Thabit

2 0 0
                                        

Le he visto, le he vuelto a ver, a su pelo, a su cara, a sus ojos, y ese mismo sentimiento que no se si es de angustia o de qué me ha vuelto a invadir.

-- ...¡¿Y lo veras normal?!, menos mal que te expliqué qué tenias que hacer, pero no el señorito hizo lo que se le dio la gana, ¡di que sí!, dios mío, me van a decir de todo-- gritaba Imhotep mientras se agarraba el pelo frustrado.

No se de que hablaba, pero parecía enfadado, estamos en la sala grande de antes, donde se había hecho la coronación, no había nadie, y los gritos de Imhotep hacían eco.

Su mano había rozado con la mía, mi boca había tocado su mano, nuestros ojos habían cruzado, habían vuelto a conectar.

--...¡¿Thabit me estas escuchando?!-- pregunto Imhotep muy alterado.

--Sí....obvio....-- en realidad no, todavía notaba sus manos con la mías, todavía me invade ese sentimiento que me agobia que hace que el corazón se me comprima y deje de latir por unos milisegundos.

Hay algo en mi cabeza gritando que vuelva esa sala donde esta él, que él sigue hay esperando a que yo vuelva a aparecer, que la ultima mirada que me hecho era de eso, era de que quería que le volviese a coger la mano, de que quería de que se la besase, de que le siguiese mirando, de que quería sonreír, de que quería sonreírme.

Yo también quería hacerlo, quería poder co-

-- ¡Entonces di algo!-- volvió a chillar. No entiendo de que me reclama, ni si lo esta haciendo, hice lo que me dijo, bese la mano del rey después de la rein-

La reina. Ella también estaba allí, también había más gente allí.

Pero te miro como tu a él.

Sí, si lo hizo, ¿no?

Alto, primero bese la de la reina, era así, o al revés. ¿Por eso me regañaba?

Pero si era en lo único que había fallado, todo lo de más lo había hecho bien, había bajado la cabeza... bueno aunque después la subí, bueno dos cosas.

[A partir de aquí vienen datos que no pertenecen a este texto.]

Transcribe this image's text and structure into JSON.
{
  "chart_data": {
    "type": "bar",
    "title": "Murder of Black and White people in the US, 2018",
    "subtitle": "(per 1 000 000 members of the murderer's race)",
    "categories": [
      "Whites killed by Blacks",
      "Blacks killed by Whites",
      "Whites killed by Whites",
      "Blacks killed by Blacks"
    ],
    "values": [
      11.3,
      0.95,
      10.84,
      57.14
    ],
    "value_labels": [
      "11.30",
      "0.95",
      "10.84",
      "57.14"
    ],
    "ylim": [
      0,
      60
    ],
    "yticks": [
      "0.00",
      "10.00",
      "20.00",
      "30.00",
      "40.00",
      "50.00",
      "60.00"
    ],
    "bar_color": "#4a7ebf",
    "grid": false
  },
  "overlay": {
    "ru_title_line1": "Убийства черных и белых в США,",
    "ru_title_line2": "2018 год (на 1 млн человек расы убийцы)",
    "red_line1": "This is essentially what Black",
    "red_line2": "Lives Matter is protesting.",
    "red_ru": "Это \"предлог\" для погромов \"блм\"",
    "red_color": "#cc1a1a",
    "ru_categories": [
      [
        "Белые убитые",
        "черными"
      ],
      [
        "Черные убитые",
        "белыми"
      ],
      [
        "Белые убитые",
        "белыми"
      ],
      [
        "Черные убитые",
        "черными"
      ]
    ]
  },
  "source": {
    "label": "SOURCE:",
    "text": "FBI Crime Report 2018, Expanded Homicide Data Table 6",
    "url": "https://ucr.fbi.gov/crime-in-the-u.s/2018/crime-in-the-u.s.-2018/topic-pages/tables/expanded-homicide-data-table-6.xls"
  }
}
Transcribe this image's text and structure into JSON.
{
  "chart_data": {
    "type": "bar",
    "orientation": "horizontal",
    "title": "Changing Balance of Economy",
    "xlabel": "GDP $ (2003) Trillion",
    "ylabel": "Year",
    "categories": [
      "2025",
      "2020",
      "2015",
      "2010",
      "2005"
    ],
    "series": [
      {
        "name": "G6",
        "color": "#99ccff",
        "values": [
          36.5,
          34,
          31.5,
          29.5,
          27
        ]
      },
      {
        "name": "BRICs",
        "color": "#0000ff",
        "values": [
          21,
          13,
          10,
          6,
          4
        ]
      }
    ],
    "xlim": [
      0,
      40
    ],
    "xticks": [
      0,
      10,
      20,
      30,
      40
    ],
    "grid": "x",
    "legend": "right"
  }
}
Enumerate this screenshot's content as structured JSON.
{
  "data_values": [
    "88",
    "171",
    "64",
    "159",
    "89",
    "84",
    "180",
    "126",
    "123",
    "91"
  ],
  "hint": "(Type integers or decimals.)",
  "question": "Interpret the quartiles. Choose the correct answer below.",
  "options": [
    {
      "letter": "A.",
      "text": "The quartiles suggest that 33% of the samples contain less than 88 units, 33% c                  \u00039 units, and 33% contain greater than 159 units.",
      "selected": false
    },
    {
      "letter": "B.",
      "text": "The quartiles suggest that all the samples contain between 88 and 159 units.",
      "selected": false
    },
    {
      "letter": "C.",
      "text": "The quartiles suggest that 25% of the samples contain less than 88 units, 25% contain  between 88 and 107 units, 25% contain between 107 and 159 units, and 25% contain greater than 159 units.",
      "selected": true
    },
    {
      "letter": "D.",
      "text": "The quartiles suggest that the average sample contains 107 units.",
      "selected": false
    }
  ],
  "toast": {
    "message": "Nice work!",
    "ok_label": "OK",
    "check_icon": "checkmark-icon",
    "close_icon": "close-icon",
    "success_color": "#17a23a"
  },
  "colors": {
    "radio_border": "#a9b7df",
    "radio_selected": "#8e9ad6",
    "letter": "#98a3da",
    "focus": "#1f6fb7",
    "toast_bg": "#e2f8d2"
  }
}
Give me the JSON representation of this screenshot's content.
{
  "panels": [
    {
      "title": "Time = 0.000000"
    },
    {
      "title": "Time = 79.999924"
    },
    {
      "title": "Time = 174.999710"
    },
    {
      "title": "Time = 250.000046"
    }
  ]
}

No sonreí, bueno no al principio, me arrodille ante todos los presentes, creo que fueron todos, hable cuando me dijeron, ¿no?

Había fallado en bastantes cosas, pero, dudo que pase algo, ¿no?

Quien se enfadaría por estas cosas, solo gente tipo la corte y así, ósea solo me he presentado ante la cort-

-- ¿¡Entonces, no me miraba con amor?!, ¿¡curiosidad?! ¡¿algo?!-- grité en alto, como si alguien supiese la respuesta.

--¿Quien?- preguntó Imhotep.

Lo había dicho en alto, todo el que estuviese en esa sala pudo escucharlo, por suerte, solo éramos dos en total, y uno de ellos no se entera de nada, aunque se lo pongan en frente.

-- ¿Me odian?-- pregunte.

-- ¿La corte?-- preguntó.

--Sí-- respondí.

--Sí-- respondió.

No puede ser, solo unas horas aquí y ya me iban a echar, no podría volver con mi familia, seria una completa decepción, mis hermanos me arrojarían en una fosa, se morirían de hambre, el padre de Arshinoe les quitara todo, y también les quitara sus vidas por lo del otro día, vamos a morir todos, y solo por que creí interesarle a un rey, con una feliz esposa.

-- Pero no te pueden echar, así que no pasa nada-- dijo-- Aun que la próxima vez que alguind e la corte o los reyes se te acerquen espero que te comportes, por que si quieren se buscan a otro ¿entendido?

Mi alma volvió a mi cuerpo, no me echarían, tengo otra oportunidad.

-- Entendi-

De repente en la gran sala apareció una joven, pelirroja, muy pelirroja, y muy blanca, bastante flaca, llevaba puesto un vestido blanco, y encima un delantal negro.